5. Narrow your topic to a manageable size. Can you define your topic as a focused research question? What are the essential elements that require testing? What are the non-essential or nice-to-have elements?
6. Be open, flexible and opportunistic. You may need to modify your project during the research process. Science is a non-linear process. We endeavour to circle around a hypothesis, testing from multiple angles and perspectives. Try to collaborate as much as possible. We all have different talents and perspectives. By collaborating we can test more and identify solutions faster. Take the opportunity to talk over ideas with your colleagues. We find that giving seminars presenting preliminary results can be particularly helpful. This forces you to collate and present your results, which the audience can give you valuable pre-submission feedback on.
7. Research and read more about your topic. Most PhD programs require a detailed literature review. The literature review process is an invaluable skill. It allows you to read widely and deeply, increasing your familiarity with your chosen subject area. This time will help you formulate a research question and strategy as well as hone your writing and presentation skills [8].
8. Formulate a thesis statement. What will the title of your thesis be? Can you write a short abstract about it? Is this a well-defined thesis statement? This will help define the boundaries of your project and focus your attention on the important areas.
9. Keep a positive attitude. In research you should hope for the best, but plan for the worst. It is very rare that a research project is completely trouble-free. Try to run a risk analysis. Endeavor to be optimistic and enthusiastic about your work. If you aren’t then it is unlikely that your peers and collaborators will be.
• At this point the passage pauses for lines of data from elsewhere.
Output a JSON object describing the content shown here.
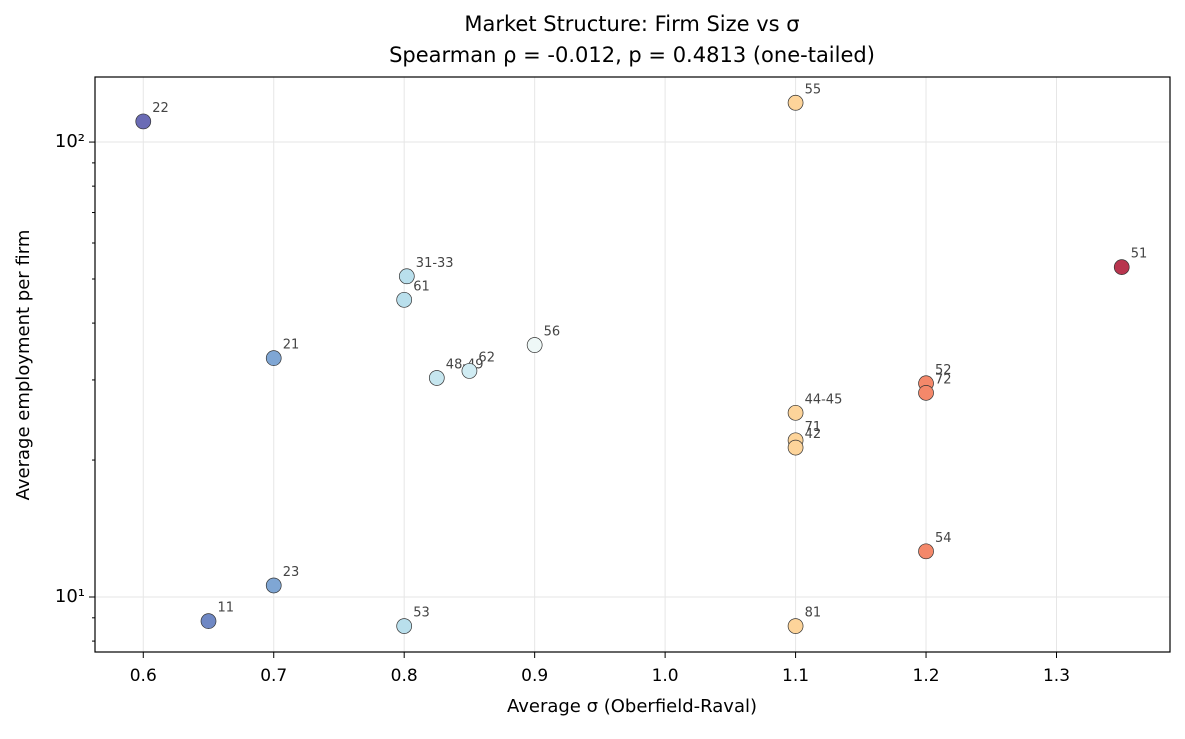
{
  "chart_data": {
    "type": "scatter",
    "title": "Market Structure: Firm Size vs σ",
    "subtitle": "Spearman ρ = -0.012, p = 0.4813 (one-tailed)",
    "xlabel": "Average σ (Oberfield-Raval)",
    "ylabel": "Average employment per firm",
    "labels": [
      "22",
      "55",
      "51",
      "31-33",
      "61",
      "56",
      "21",
      "48-49",
      "62",
      "52",
      "72",
      "44-45",
      "71",
      "42",
      "54",
      "23",
      "11",
      "53",
      "81"
    ],
    "x": [
      0.6,
      1.1,
      1.35,
      0.802,
      0.8,
      0.9,
      0.7,
      0.825,
      0.85,
      1.2,
      1.2,
      1.1,
      1.1,
      1.1,
      1.2,
      0.7,
      0.65,
      0.8,
      1.1
    ],
    "y": [
      111,
      122,
      53.1,
      50.7,
      45.0,
      35.8,
      33.5,
      30.3,
      31.4,
      29.5,
      28.1,
      25.4,
      22.1,
      21.3,
      12.6,
      10.6,
      8.85,
      8.63,
      8.63
    ],
    "colors": [
      "#6a6bb5",
      "#fdd49a",
      "#b8354e",
      "#b9dfec",
      "#b9dfec",
      "#eef8f7",
      "#7fa6d4",
      "#c6e6ef",
      "#d0ecf3",
      "#f4886a",
      "#f4886a",
      "#fdd49a",
      "#fdd49a",
      "#fdd49a",
      "#f4886a",
      "#7fa6d4",
      "#6f88c4",
      "#b9dfec",
      "#fdd49a"
    ],
    "xlim": [
      0.563,
      1.387
    ],
    "ylim": [
      7.57,
      139
    ],
    "xticks": [
      0.6,
      0.7,
      0.8,
      0.9,
      {
        "value": 1,
        "label": "1.0"
      },
      1.1,
      1.2,
      1.3
    ],
    "yticks": [
      {
        "value": 10,
        "label": "10¹"
      },
      {
        "value": 100,
        "label": "10²"
      }
    ],
    "yminorticks": [
      8,
      9,
      20,
      30,
      40,
      50,
      60,
      70,
      80,
      90
    ],
    "ylog": true,
    "grid": true
  }
}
10. Keep a portfolio of project ideas. You never know when you will need a new research project. A new student joins your group or you need to write a research grant. A portfolio will provide a helpful reminder of those brilliant 3 am ideas. If possible try to annotate your projects as either low-risk and a small-contributions to current knowledge (a.k.a. “oysters” or “bread and butter”) or as high-risk and the potential to be major-contributions to your field (a.k.a. “pearls” or “jam and cream”). Allocate your research-time wisely. Something like an 80-85% time allotment for low-risk projects and 15-20% for high-risk projects will mitigate your risks of failure. Regularly consult colleagues with “black hat” or “referee three” skills and present your work to them. Let them expose the most significant flaws in your work and respond as best you can.